You better hide! Your lunch! 😂❤❤❤
I actually like this version of "Hamlet". First, I love Maximilian Schell. His performance is hammy (so to speak) when it needs to be, like when he's pretending to be crazy, and it's subtle at other times, like when Laertes stabs him and he realizes it's a *real* sword, or when he's doing the "Alas, poor Yorick" speech.
Second, I like some of the choices this production makes with the play. It actually shows the part where Hamlet "comes before" Ophelia after seeing his father's ghost instead of just having Ophelia run to her father and tell him about it. Makes me wonder about the hour and a half of footage that never made it into the episode. I'd like to see how the whole production turned out.

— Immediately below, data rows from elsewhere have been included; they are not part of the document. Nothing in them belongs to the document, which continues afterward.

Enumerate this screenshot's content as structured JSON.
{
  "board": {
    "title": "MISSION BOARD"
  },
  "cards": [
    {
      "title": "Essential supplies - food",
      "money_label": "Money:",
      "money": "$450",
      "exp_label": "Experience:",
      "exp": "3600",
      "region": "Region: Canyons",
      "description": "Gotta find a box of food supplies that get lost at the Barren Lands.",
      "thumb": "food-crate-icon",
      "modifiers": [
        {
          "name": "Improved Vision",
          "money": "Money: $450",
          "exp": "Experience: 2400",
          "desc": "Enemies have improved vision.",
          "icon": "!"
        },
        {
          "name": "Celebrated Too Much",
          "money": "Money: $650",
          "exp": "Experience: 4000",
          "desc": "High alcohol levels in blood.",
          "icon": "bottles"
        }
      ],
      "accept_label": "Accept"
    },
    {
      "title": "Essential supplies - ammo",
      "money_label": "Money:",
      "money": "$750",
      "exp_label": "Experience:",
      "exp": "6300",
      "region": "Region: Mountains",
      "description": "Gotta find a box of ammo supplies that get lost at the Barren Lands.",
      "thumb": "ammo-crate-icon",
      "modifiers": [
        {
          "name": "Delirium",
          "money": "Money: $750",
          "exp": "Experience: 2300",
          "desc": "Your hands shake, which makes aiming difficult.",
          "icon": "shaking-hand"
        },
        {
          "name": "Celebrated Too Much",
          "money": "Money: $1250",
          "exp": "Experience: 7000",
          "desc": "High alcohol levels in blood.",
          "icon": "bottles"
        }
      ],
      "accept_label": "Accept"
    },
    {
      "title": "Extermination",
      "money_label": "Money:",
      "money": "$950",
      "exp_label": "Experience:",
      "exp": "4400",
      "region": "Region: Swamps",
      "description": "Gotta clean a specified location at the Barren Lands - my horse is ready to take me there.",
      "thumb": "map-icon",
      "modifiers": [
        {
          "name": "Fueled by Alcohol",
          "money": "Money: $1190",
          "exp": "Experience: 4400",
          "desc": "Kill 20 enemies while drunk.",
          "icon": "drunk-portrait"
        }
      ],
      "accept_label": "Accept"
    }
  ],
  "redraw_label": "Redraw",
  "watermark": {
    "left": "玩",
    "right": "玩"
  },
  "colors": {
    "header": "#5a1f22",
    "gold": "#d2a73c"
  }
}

I love Ricardo Montalban doing the voice of Claudius, also John Banner doing that of Polonius.
It's truly Klandinctu!
I thought I recognized the voice!!!! Wow thank you for posting that, I thought I was going even more crazy.
The John Banner was great!
Rich Corenthian Leather!
"Why were you lookin at his like?" makes me lol every time
Hamlet's soliloquy being played over the end theme song is actually kinda cool
This trio puts the "silly" in "soliloquy".
This is the most wholesome little joke 💖
I think the best riff is the very last one they make:
(Mike Nelson:) Pff, nice play Shakespeare!
This is one of the best episodes, especially if anyone's read Hamlet.
It was actually my introduction to the full tale , and a glorious one at that. The jokes are some of the best but I actually dug the minimalist design and Schell’s performance.
Ophelia was on point.
"We've decided to cut his throat in a church!"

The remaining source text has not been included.